Lawmakers are considering a bill that has a Gatlinburg distillery concerned.
The bill is designed to give Chattanooga Whiskey the right to make its product in Chattanooga, but it would change who has the authority to approve a distillery in a community.
Currently, the county has exclusive authority, and that would change.
It would allow the operation of distilleries in cities where voters have approved liquor by the drink and local package referendums, even if the county is dry.
State Representative Joe Carr, R-Lascassas, is sponsoring the bill in the House; it would amend a 2009 state law.
"Let's say in the case of Chattanooga, you've got a county that is dry and you've got several counties that are wet.

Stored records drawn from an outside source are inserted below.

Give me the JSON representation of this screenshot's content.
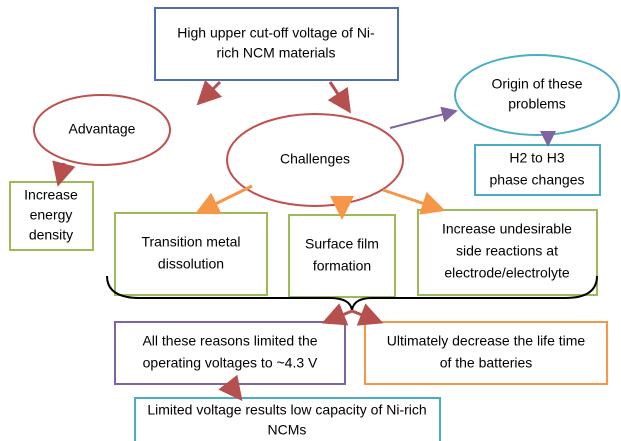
{
  "nodes": [
    {
      "lines": [
        "High upper cut-off voltage of Ni-",
        "rich NCM materials"
      ]
    },
    {
      "lines": [
        "Advantage"
      ]
    },
    {
      "lines": [
        "Challenges"
      ]
    },
    {
      "lines": [
        "Origin of these",
        "problems"
      ]
    },
    {
      "lines": [
        "H2 to H3",
        "phase changes"
      ]
    },
    {
      "lines": [
        "Increase",
        "energy",
        "density"
      ]
    },
    {
      "lines": [
        "Transition metal",
        "dissolution"
      ]
    },
    {
      "lines": [
        "Surface film",
        "formation"
      ]
    },
    {
      "lines": [
        "Increase undesirable",
        "side reactions at",
        "electrode/electrolyte"
      ]
    },
    {
      "lines": [
        "All these reasons limited the",
        "operating voltages to ~4.3 V"
      ]
    },
    {
      "lines": [
        "Ultimately decrease the life time",
        "of the batteries"
      ]
    },
    {
      "lines": [
        "Limited voltage results low capacity of Ni-rich",
        "NCMs"
      ]
    }
  ]
}
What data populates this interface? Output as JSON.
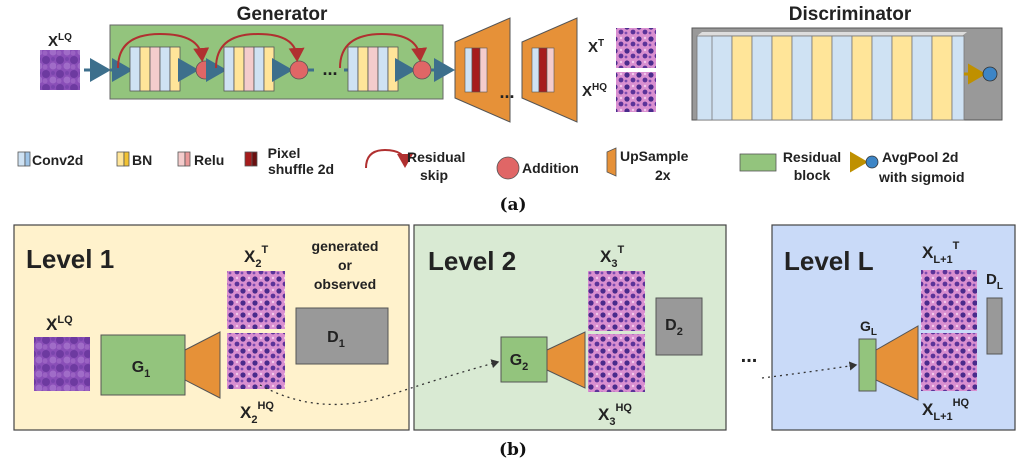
{
  "part_a": {
    "generator_title": "Generator",
    "discriminator_title": "Discriminator",
    "input_label": {
      "base": "X",
      "sup": "LQ"
    },
    "target_label": {
      "base": "X",
      "sup": "T"
    },
    "output_label": {
      "base": "X",
      "sup": "HQ"
    },
    "dots": "...",
    "caption": "(a)"
  },
  "legend": {
    "conv": "Conv2d",
    "bn": "BN",
    "relu": "Relu",
    "pixel_1": "Pixel",
    "pixel_2": "shuffle 2d",
    "residual_skip_1": "Residual",
    "residual_skip_2": "skip",
    "addition": "Addition",
    "upsample_1": "UpSample",
    "upsample_2": "2x",
    "residual_block_1": "Residual",
    "residual_block_2": "block",
    "avgpool_1": "AvgPool 2d",
    "avgpool_2": "with sigmoid"
  },
  "part_b": {
    "level1": {
      "title": "Level 1",
      "input": {
        "base": "X",
        "sup": "LQ"
      },
      "generator": {
        "base": "G",
        "sub": "1"
      },
      "target": {
        "base": "X",
        "sub": "2",
        "sup": "T"
      },
      "output": {
        "base": "X",
        "sub": "2",
        "sup": "HQ"
      },
      "disc": {
        "base": "D",
        "sub": "1"
      },
      "note_1": "generated",
      "note_2": "or",
      "note_3": "observed"
    },
    "level2": {
      "title": "Level 2",
      "generator": {
        "base": "G",
        "sub": "2"
      },
      "target": {
        "base": "X",
        "sub": "3",
        "sup": "T"
      },
      "output": {
        "base": "X",
        "sub": "3",
        "sup": "HQ"
      },
      "disc": {
        "base": "D",
        "sub": "2"
      }
    },
    "levelL": {
      "title": "Level L",
      "generator": {
        "base": "G",
        "sub": "L"
      },
      "target": {
        "base": "X",
        "sub": "L+1",
        "sup": "T"
      },
      "output": {
        "base": "X",
        "sub": "L+1",
        "sup": "HQ"
      },
      "disc": {
        "base": "D",
        "sub": "L"
      }
    },
    "dots": "...",
    "caption": "(b)"
  },
  "colors": {
    "conv": "#cfe2f3",
    "bn": "#ffe599",
    "relu": "#f4cccc",
    "pixel_shuffle": "#a61c1c",
    "addition": "#e06666",
    "upsample": "#e69138",
    "residual_block": "#93c47d",
    "discriminator_bg": "#999999",
    "avgpool_circle": "#3d85c6",
    "avgpool_arrow": "#bf9000",
    "level1_bg": "#fff2cc",
    "level2_bg": "#d9ead3",
    "levelL_bg": "#c9daf8",
    "skip_arrow": "#b03030"
  },
  "icons": [
    "conv-layer-icon",
    "bn-layer-icon",
    "relu-layer-icon",
    "pixel-shuffle-icon",
    "residual-skip-icon",
    "addition-icon",
    "upsample-icon",
    "residual-block-icon",
    "avgpool-icon"
  ]
}
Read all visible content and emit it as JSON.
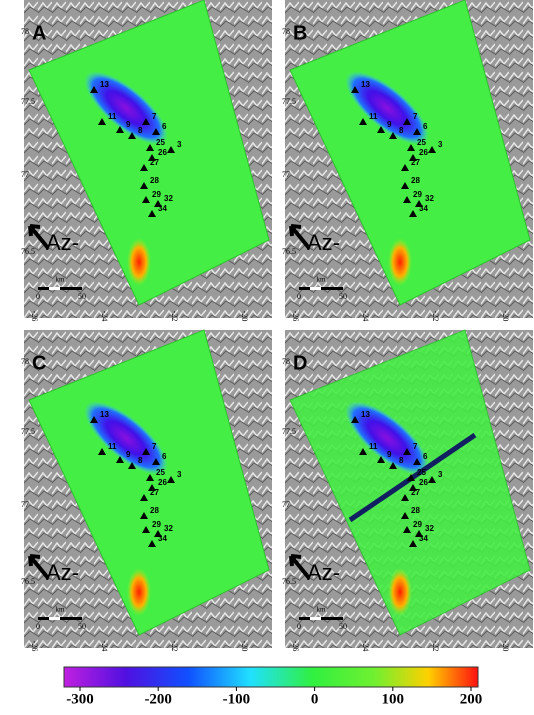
{
  "panels": [
    {
      "label": "A"
    },
    {
      "label": "B"
    },
    {
      "label": "C"
    },
    {
      "label": "D"
    }
  ],
  "stations": [
    "13",
    "11",
    "9",
    "8",
    "7",
    "6",
    "25",
    "3",
    "26",
    "27",
    "28",
    "29",
    "32",
    "34"
  ],
  "lat_ticks": [
    "78",
    "77.5",
    "77",
    "76.5"
  ],
  "lon_ticks": [
    "-26",
    "-24",
    "-22",
    "-20"
  ],
  "azimuth": "Az-",
  "scale": {
    "unit": "km",
    "start": "0",
    "end": "50"
  },
  "colorbar": {
    "ticks": [
      -300,
      -200,
      -100,
      0,
      100,
      200
    ]
  }
}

Well the county doesn't want a distillery in the unincorporated areas, but Chattanooga may. So what we're saying is we're allowing Chattanooga to allow them to have a distillery if they've had a double referendum within their city limits," Rep. Carr explained.
Joe Baker, co-owner of Ole Smoky Tennessee Moonshine, supports Chattanooga Whiskey.
But Baker believes another part of the bill would take away local control, removing limitations on the number of licenses that can be issued.
It would also eliminate distance requirements, meaning a competing business could set up right next to Ole Smoky Tennessee Moonshine.
"If the city were overrun with spirits, things could just get out of hand, and I think that's why regulations and certain distance requirements have been in place for so long," Baker said.
He went on to say, "For us and for other high traffic tourist areas, we want to be able to attract families."
Rep. Carr delayed the bill for a week.
A subcommittee will review the bill on March 6.